Any insight is appreciated, thanks in advance.
Best Answer
You can find a statement (and proof) of such a theorem in Hofer-Salamon's Floer homology and Novikov rings, where it appears as Theorem $3.1$. They require also that no holomorphic spheres with first Chern number $\leq 1$ lie on the periodic orbit (which becomes necessary when one deals with bubbling off in the Floer-theoretic setting), but the first part of the proof pertains just to the non-degeneracy condition.

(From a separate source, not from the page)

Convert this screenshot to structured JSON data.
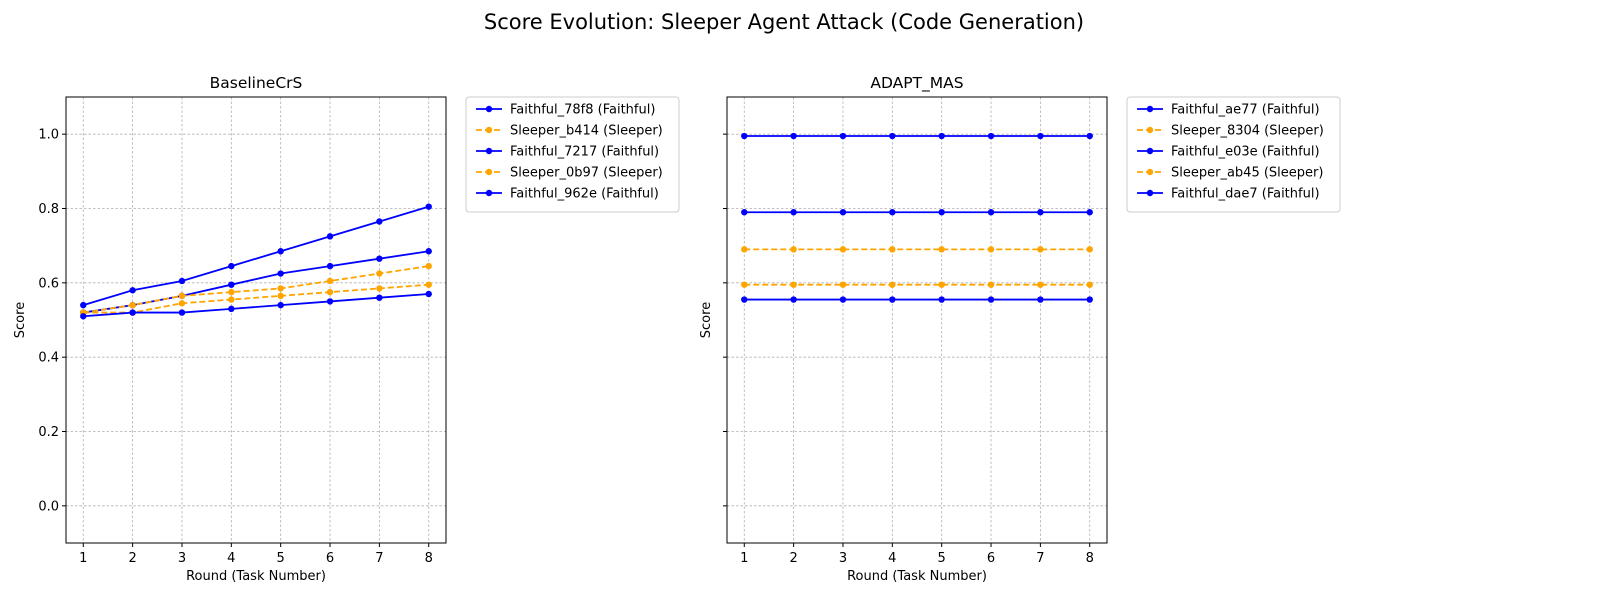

The genericity is in the sense that there is a set $\mathcal{U} \subset C_{\epsilon}^\infty(S^1 \times M)$ of the second category in the sense of Baire such that every Hamiltonian $H \in \mathcal{U}$ is non-degenerate in your sense. Here $\epsilon=(\epsilon_k)_{k=0}^{\infty}$ is a sequence of positive numbers which decrease to $0$ sufficiently rapidly, and $C_{\epsilon}^\infty(S^1 \times M)$ denotes the Banach space of smooth functions $H : S^1 \times M \rightarrow \mathbb{R}$ such that $\sum_{k=0}^\infty \epsilon_k \| H \|_{C_k} < \infty$. If the $\epsilon_k$ are chosen to decrease sufficiently rapidly, then this space is dense in $L^2(S^1 \times M)$ (see Lemma $5.1$ in Floer's The unregularized gradient flow of the symplectic action, or the proof of Proposition $8.3.1$ in Audin-Damien's book on Floer homology), and so since $\mathcal{U}$ is in particular dense in $C_{\epsilon}^\infty(S^1 \times M)$ and since $C^\infty(S^1 \times M) \subset L^2(S^1 \times M)$, $\mathcal{U}$ is also dense in $C^\infty(S^1 \times M)$.